Faced with the shortage, Indonesia, the world’s largest producer of palm oil, has announced that it will suspend all its exports. But what are the consequences for France? Will we see Nutella jars disappear from supermarket shelves? Interview with Thierry Pouch, economist specializing in agriculture.
Tensions have been observed on the oil market for several months…
Absolutely. Since 2021, due to the economic recovery, there have been tensions in the oil market. Which were reinforced with the war in Ukraine. The country, which is a major producer of sunflower oil, exports less and less. Consequently, demand, which has remained strong since 2021, is pushing the price to all-time highs. At the beginning of the week, the price of a ton of sunflower oil reached 2300 dollars. By comparison, it was around $1,000 at the start of last year.
Faced with this situation, restaurant owners and food processors are modifying their recipes, using less sunflower oil or using substitutes. Thus, indicators already show that in the agri-food industry, demand for palm oil has increased. There is in fact a domino effect, which started from sunflower oil, spread to rapeseed oil, and is now affecting palm oil.
Why did Indonesia decide to suspend its palm oil exports?
For the past few weeks, the entire Southeast Asian archipelago has been facing a shortage of palm oil. Because the global demand is important. Indonesia provides about 60% of production. The country is experiencing soaring prices because it uses a lot of palm oil for cooking. The prospect of this rise in prices has raised fears of social tensions in the country, and as a result, Indonesia has decided to suspend its exports. This is in order to favor the supply of its population, and to try to better control the prices practiced on the domestic market.
But this decision will only amplify the process. Worldwide, less fat from palm oil is going to be available. Restaurateurs and processors will look for other types of oil… It will be a vicious circle.
Concretely, what consequences will this have in France?

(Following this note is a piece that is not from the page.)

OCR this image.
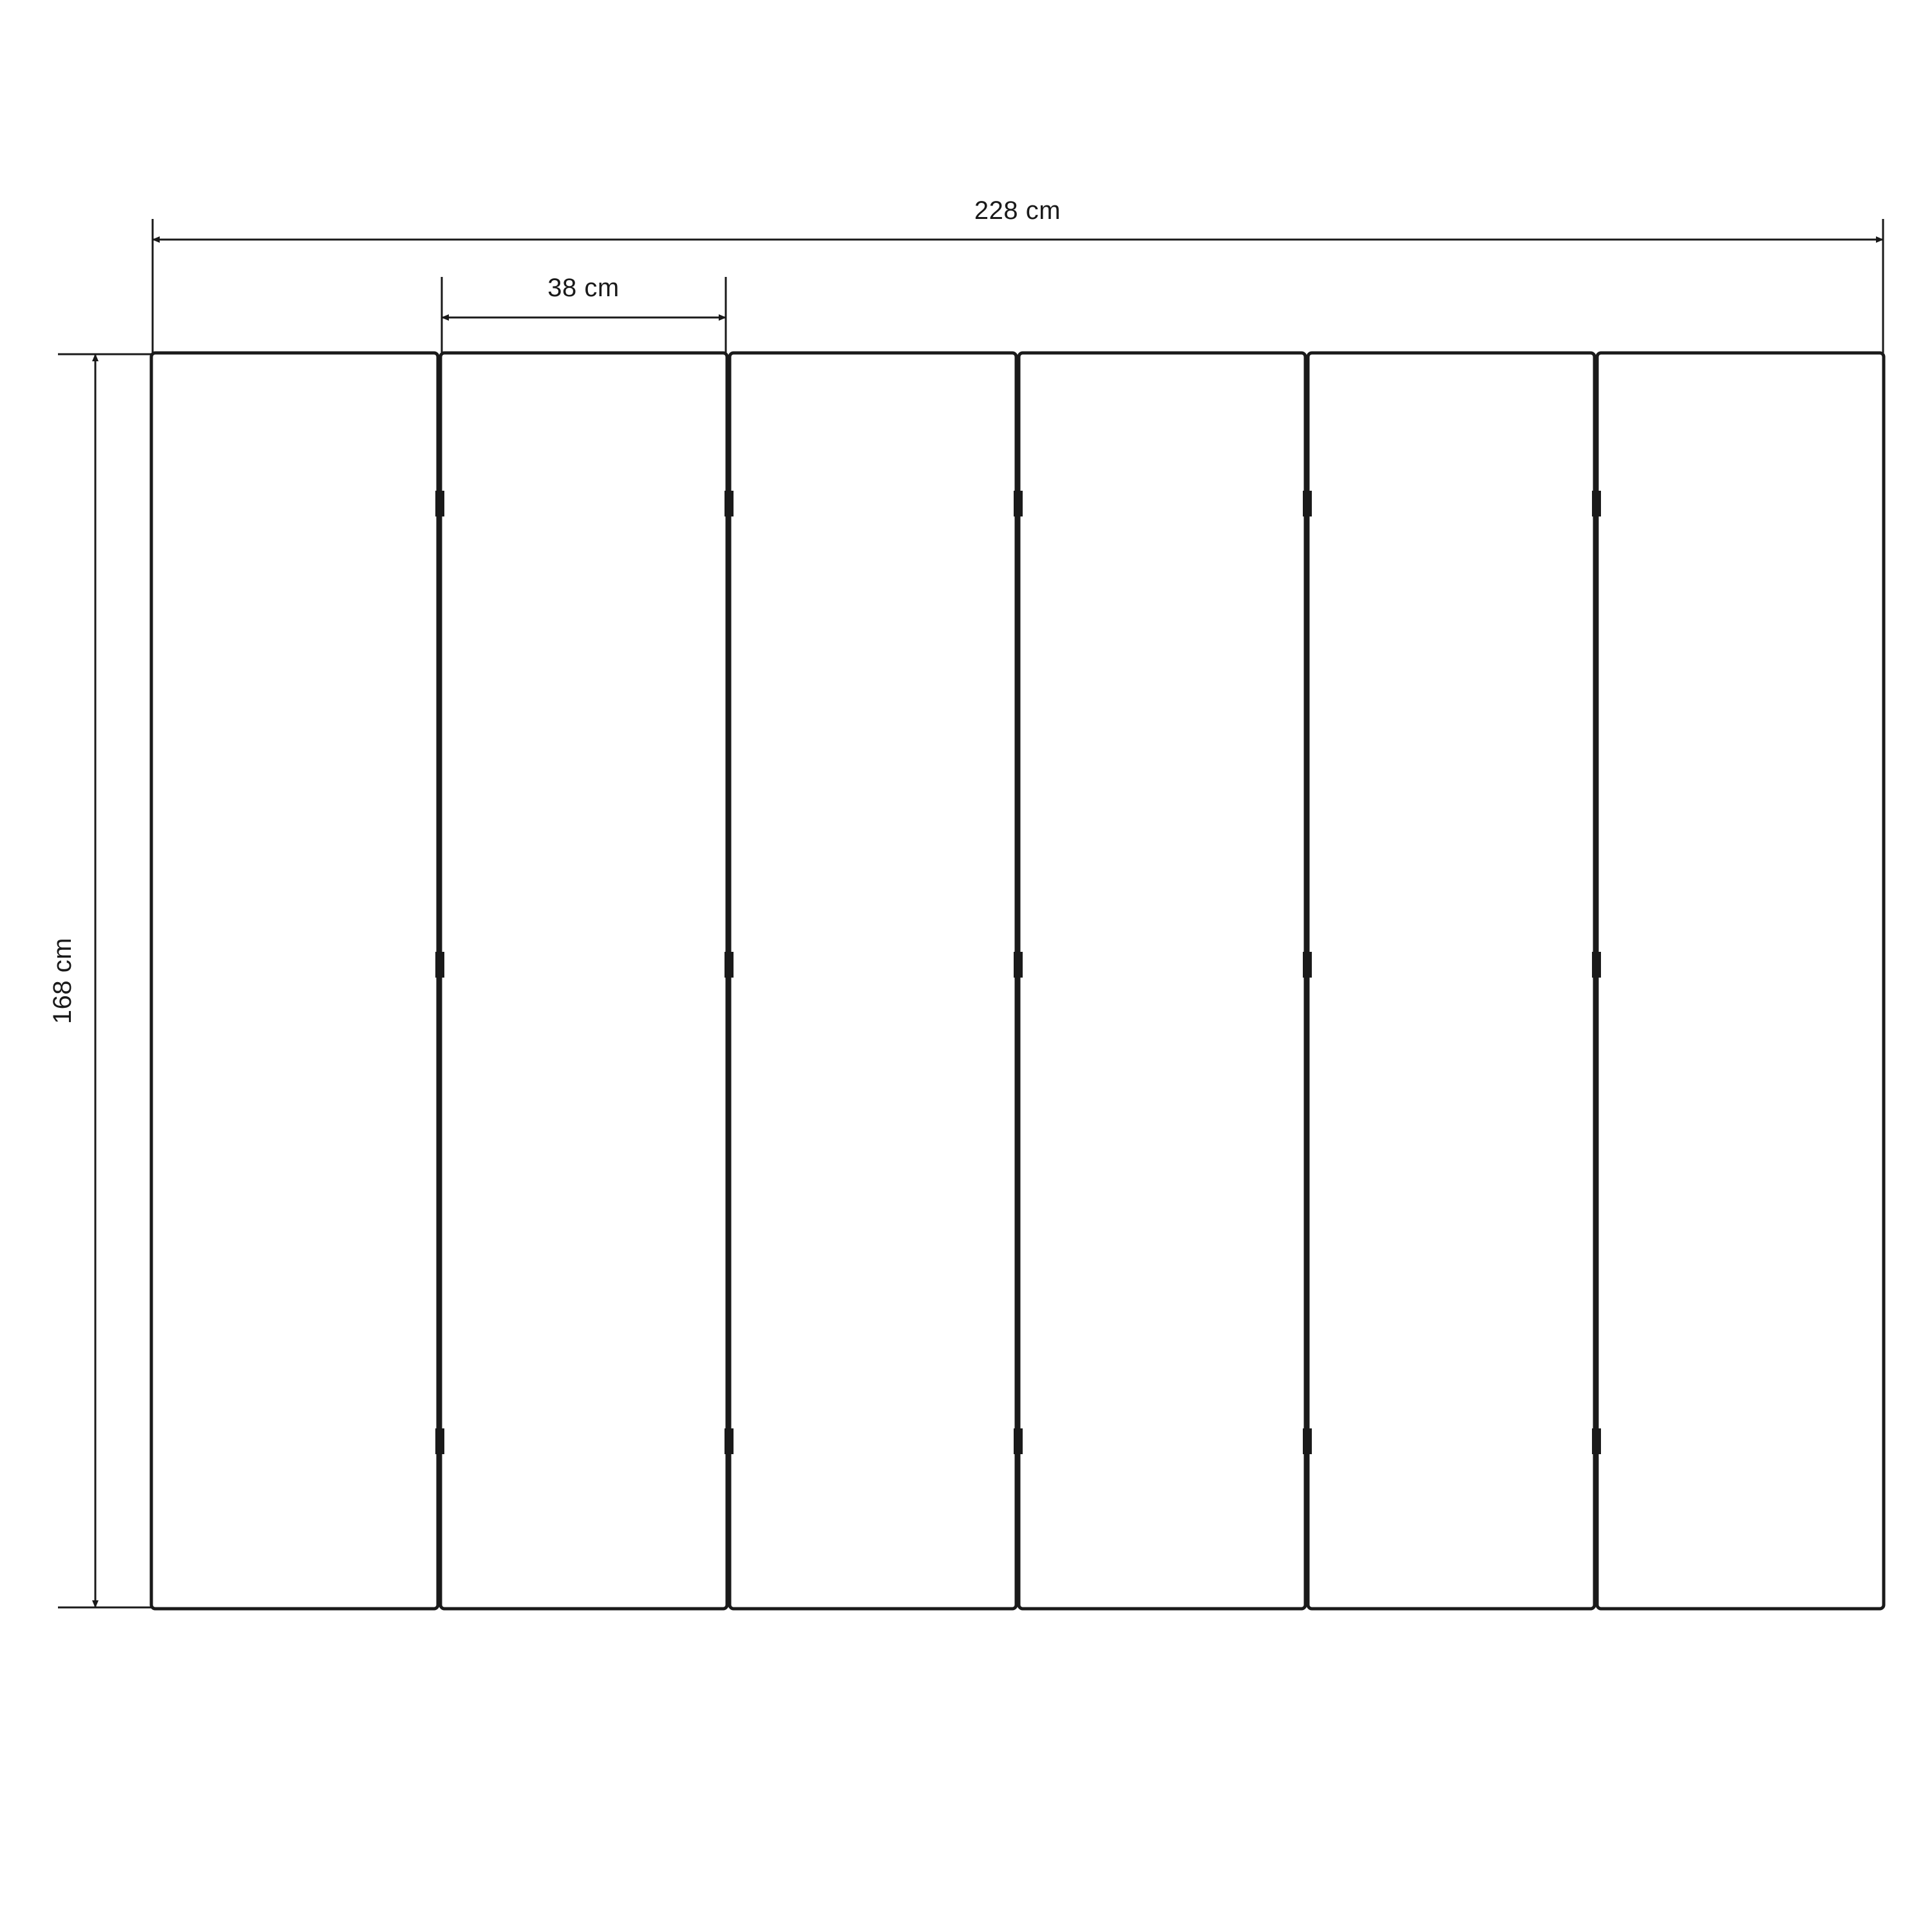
228 cm
38 cm
168 cm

Countries such as India, China, Bangladesh or Pakistan, which are major consumers of palm oil, will find themselves confronted with numerous problems. In France, either there will be shortages in the short term, because we will have the prospect of replacing palm oil with a substitute, which is far from certain. Or a vicious circle of rarefaction of these oils, and of palm oil in particular, will set in. At that time, we will be faced with ever-increasing shortages.
Among the products that contain the most palm oil, we can cite chips, salad croutons, spreads, biscuits, certain brands of canned sardines, certain mayonnaises, ice creams or prepared meals… it’s also in some shampoos. In France, palm oil is fairly regulated, given that it is considered harmful to health and the environment. But these are all the same products that can be detrimental to the consumer.
Faced with this shortage, which substitutes will manufacturers turn to?
There is, for example, peanut oil, which comes more from the African continent, particularly from sub-Saharan Africa. There could also be a rush on olive oil. Indications are already showing the price increase. Rapeseed oil too. But there are not many alternatives.
Originally, vegetable oils were intended to replace animal fats which were more expensive, such as butter. We could return to a slightly more intensive use of butter in food products, but its price is just as expensive today… The outlook is complicated.